A aproximadamente una hora de Copenhague, en lados opuestos de una carretera que serpentea a través de la llana campiña danesa, se encuentran dos centros gubernamentales de apariencia plana.
Uno de ellos es el campo de acogida de Sandholm, la primera parada para los refugiados que llegan al país. El segundo, Sjelsmark, es un lugar muy similar. Aquí es donde los inmigrantes esperan una rápida deportación.
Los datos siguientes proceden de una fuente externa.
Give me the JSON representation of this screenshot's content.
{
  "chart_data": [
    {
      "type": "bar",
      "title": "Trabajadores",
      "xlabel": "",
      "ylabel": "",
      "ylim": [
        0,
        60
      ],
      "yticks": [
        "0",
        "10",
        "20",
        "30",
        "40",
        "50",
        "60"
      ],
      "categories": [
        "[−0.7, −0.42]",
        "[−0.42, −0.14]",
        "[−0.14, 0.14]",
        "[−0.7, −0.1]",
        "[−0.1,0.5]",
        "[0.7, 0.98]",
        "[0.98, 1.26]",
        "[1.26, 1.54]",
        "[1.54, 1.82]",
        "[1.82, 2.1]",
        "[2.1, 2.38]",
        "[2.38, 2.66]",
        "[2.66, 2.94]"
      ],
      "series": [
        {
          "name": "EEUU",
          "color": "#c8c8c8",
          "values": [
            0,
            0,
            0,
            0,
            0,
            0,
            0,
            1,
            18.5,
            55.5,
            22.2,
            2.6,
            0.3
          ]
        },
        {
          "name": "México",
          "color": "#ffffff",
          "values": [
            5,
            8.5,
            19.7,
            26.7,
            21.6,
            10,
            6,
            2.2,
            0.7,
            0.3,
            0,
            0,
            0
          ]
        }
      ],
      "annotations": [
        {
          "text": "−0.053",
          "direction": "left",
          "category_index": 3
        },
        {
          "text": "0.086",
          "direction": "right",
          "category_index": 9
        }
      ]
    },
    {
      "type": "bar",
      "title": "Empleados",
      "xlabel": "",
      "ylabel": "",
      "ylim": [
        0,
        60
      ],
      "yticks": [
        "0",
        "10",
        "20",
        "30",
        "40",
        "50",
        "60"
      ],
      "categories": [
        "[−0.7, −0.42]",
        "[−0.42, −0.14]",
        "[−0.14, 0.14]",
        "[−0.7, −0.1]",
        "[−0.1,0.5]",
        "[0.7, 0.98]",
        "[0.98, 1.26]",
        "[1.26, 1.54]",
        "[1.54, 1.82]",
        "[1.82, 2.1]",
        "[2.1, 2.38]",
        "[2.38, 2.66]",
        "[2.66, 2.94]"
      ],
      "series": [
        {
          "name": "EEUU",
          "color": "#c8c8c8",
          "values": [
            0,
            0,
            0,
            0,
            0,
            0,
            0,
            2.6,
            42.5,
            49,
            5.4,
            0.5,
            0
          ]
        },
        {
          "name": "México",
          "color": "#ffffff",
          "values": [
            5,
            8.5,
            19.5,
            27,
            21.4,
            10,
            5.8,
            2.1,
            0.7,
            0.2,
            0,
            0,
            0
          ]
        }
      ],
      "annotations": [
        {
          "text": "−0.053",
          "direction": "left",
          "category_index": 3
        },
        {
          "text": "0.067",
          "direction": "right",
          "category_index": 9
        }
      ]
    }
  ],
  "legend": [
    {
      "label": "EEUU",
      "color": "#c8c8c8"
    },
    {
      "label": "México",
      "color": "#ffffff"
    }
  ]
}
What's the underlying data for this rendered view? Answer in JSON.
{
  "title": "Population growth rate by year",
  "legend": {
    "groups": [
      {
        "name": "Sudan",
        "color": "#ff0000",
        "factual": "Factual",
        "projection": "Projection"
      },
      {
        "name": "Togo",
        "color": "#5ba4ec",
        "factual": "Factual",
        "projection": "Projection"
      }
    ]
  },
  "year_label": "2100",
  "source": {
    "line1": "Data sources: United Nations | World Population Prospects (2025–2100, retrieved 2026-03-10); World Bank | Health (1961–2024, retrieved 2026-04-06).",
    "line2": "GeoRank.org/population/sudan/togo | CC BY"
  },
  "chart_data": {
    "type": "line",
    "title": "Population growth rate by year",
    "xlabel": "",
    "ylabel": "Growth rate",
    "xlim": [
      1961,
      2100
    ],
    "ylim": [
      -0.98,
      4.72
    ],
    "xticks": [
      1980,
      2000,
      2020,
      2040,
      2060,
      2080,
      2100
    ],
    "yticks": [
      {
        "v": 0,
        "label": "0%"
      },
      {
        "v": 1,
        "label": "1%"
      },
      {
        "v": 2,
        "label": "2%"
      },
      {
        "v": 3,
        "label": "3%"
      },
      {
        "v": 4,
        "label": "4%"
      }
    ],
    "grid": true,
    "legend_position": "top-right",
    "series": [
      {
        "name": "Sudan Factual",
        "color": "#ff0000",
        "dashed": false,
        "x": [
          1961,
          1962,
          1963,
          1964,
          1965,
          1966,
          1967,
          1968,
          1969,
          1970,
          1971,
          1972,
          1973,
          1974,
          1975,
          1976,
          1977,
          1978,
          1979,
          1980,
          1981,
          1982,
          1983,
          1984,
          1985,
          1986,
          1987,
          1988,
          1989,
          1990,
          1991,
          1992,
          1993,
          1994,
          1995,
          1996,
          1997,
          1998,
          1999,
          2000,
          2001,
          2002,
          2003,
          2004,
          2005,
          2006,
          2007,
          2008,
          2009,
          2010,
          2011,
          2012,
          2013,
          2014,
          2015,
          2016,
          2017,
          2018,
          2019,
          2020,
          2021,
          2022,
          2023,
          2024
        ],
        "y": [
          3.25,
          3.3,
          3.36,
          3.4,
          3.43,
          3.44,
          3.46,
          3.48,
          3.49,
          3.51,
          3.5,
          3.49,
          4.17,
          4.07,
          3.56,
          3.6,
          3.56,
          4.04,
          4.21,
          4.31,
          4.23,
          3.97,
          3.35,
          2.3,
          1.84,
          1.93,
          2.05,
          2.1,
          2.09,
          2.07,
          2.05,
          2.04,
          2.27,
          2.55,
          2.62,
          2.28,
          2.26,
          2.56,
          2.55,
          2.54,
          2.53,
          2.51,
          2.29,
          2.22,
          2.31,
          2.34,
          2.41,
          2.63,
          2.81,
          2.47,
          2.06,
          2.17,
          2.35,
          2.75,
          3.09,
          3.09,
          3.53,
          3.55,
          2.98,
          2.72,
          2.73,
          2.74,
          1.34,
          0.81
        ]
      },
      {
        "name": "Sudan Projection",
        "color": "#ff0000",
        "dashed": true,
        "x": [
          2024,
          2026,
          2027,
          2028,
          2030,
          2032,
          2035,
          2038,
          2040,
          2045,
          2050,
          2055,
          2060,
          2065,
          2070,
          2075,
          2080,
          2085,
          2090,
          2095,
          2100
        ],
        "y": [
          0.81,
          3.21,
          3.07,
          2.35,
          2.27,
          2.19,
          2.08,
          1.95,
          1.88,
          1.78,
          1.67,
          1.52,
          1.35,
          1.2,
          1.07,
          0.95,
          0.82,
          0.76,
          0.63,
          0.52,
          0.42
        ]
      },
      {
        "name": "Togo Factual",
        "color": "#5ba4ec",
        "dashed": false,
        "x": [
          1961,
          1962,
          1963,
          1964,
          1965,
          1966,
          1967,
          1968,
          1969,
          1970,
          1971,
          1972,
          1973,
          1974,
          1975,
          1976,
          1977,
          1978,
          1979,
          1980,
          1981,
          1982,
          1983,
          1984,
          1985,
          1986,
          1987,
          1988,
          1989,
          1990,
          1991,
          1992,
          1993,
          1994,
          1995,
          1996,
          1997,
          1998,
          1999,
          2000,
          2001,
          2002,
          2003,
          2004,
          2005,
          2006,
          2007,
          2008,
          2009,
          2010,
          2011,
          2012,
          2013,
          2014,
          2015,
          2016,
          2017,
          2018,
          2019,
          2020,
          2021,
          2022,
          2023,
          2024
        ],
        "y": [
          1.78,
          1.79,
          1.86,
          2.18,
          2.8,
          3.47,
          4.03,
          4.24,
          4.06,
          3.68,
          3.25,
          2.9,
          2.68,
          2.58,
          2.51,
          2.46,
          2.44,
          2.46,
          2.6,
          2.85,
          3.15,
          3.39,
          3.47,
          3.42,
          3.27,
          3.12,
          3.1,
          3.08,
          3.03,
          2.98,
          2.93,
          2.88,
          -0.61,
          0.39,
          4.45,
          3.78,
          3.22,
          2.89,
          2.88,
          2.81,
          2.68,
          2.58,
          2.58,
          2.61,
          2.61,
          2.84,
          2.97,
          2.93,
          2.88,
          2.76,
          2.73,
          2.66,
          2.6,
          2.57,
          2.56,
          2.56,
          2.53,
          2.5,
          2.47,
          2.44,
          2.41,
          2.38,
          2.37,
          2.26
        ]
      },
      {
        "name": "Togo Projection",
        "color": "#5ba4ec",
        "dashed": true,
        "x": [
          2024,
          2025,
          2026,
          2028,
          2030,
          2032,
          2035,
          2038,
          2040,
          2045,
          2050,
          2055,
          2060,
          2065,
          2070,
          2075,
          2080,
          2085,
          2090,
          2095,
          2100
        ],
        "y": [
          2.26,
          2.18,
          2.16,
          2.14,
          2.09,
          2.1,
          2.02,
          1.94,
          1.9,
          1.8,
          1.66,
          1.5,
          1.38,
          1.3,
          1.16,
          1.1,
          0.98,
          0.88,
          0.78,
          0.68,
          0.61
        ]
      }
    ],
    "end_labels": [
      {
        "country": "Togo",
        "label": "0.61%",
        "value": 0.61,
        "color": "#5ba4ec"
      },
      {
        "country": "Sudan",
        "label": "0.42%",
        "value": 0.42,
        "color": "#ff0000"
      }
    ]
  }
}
Estos sitios gemelos son fundamentales para el sistema de inmigración de Dinamarca. Despiadadamente eficiente y absolutamente despiadada, la política creó un entorno hostil a la inmigración ilegal, que los votantes daneses de izquierda apreciaron en las urnas.
Una vez que se emite una orden de deportación (que suele ser el caso), las solicitudes de clemencia se ignoran. Un migrante retrasado es escoltado de regreso a su país de origen por guardias daneses y, a menudo, por un funcionario de la Unión Europea.
Los deportados son entregados a la policía en su destino. Y como dicen los daneses, aquí se acabó el asunto.
No es de extrañar que Sir Keir Stormer esté mirando el modelo danés mientras intenta abordar nuestra propia inmigración descontrolada, sin mencionar nuestro abismal fracaso a la hora de expulsar a aquellos que no tienen derecho a estar aquí.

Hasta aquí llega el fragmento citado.